I will check the seating, but I thought that the card would not work at all if it had a seating problem.
 
With computers, the word(s) are" You just never know".
Sure, sometimes you do know, but most time you just never know. That is, until you use the process of elimination method along with testing and such.
So it pays to do the easy parts first, thats why i mentioned cleaning the gold contacts with pencil eraser, pink rubber ones are the best, anyway gently clean the contacts and blow out dust from the slot where the card goes.
Also, you might, if you have the mobo out of the box, turn it over and check for bad soldering, but thats only if you have it out of the box. You should use a magnifying glass to do that job as its usually hard to spot. Not all that common either, but you never know. Theres those words again.
There was a guy a few weeks ago here found a bad solder connection on an ide connector, which is no different than finding a bad solder connection on a vid card connector.
This would be the very last place to look for a problem, unless the computer has been taken in and out of the home\office, been to lan parties or things like that, moved around a lot.

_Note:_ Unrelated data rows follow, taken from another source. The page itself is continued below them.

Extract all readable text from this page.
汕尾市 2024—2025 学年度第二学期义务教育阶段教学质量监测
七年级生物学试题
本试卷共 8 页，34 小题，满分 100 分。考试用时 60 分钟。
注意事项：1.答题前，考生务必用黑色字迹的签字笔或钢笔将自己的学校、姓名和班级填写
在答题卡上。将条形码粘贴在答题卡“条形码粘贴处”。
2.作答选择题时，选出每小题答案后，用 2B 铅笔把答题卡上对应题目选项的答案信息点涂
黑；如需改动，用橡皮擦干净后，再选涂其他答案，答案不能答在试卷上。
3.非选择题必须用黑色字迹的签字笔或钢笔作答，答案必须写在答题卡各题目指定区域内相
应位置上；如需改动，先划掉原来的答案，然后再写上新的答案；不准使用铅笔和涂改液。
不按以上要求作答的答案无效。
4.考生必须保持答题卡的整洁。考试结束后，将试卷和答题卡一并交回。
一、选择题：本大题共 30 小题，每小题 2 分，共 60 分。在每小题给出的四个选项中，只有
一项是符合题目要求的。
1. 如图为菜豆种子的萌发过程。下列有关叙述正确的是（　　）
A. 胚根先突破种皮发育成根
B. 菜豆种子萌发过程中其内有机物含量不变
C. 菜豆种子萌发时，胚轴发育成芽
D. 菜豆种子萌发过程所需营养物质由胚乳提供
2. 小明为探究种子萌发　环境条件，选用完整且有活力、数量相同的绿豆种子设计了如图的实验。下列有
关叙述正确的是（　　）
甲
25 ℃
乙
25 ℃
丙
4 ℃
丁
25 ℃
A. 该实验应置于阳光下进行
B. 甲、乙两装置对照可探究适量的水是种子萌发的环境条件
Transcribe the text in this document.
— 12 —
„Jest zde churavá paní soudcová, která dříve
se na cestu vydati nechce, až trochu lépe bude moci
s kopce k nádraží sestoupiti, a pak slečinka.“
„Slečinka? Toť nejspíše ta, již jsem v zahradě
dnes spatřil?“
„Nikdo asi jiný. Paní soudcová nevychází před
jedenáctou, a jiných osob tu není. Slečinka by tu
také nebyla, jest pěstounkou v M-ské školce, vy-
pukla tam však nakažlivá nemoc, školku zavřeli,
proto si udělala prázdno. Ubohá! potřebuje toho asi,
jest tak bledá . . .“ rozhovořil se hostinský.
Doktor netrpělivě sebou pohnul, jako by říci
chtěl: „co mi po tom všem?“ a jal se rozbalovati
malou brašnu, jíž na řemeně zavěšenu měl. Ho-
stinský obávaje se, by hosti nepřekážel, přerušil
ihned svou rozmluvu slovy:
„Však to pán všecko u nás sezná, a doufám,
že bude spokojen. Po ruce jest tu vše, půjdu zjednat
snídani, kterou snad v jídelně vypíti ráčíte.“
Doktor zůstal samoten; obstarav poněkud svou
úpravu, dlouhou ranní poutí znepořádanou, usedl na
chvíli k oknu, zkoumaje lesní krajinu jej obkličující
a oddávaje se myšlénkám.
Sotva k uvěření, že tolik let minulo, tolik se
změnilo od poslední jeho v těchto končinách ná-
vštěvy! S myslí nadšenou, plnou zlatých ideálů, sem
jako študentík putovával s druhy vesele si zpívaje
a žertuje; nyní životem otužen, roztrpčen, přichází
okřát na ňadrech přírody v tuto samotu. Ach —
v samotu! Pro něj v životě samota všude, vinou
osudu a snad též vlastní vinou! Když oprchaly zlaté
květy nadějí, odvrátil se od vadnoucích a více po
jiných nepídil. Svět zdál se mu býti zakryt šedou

Good advice + great people = tek-tips
 
I haven't got around to reseating the boards, but found this under 'Conflicts' under system when I was working on something else.
It looks like the modem and one of the video cards are on the same interupt. I tried to go in and change the video to a different interrupt, but it is 'grayed out'.
(I also downloaded another driver for the video card and when it rebooted it didn't beep like usual until I brought it up the next day. It is like the computer isn't saving the info if power is off too long.)

Memory Address 0xF0000000-0xF2FFFFFF Intel(R) 82845 Processor to AGP Controller - 1A31
Memory Address 0xF0000000-0xF2FFFFFF NVIDIA Vanta/Vanta LT

I/O Port 0x00000000-0x00000CF7 PCI bus
I/O Port 0x00000000-0x00000CF7 Direct memory access controller

IRQ 16 NVIDIA Vanta/Vanta LT
IRQ 16 Lucent Win Modem

Conflicts

 
YOu could try and change the pci slot for the modem, see if that helps any as sometimes they will go for a different irq when in a different pci slot.
I take it you have all 3 video cards in one machine, right, thats why you are having irq problems?
How about trying to have the video cards sharing the same irq(s)? You can attempt to change them manually.

Upon reading again i see the irq is greyed out for the video cards. But,maybe if you took the vid cards out and installed one at a time you might be able to gain access to the irq line?



Good advice + great people = tek-tips
 
Opening the box right now is very inconvenient, so beings how it only beeps and doesn't effect anything else I am delaying opening till I need to for other reasons. I thought that I could change the IRQ at start up, but never get a 'press F2 to into setup' when I start the machine up. I have tried pressing F2 and other Fs but to no avail. I am thinking I need to fix the IRQ problem anyway before opening the box up. Do modem cards and video cards have hard switches on them to indicate the IRQ that they are using?
 
Maybe "del" will work on your bios?
Just a thought as i do believe the IBMs are f2.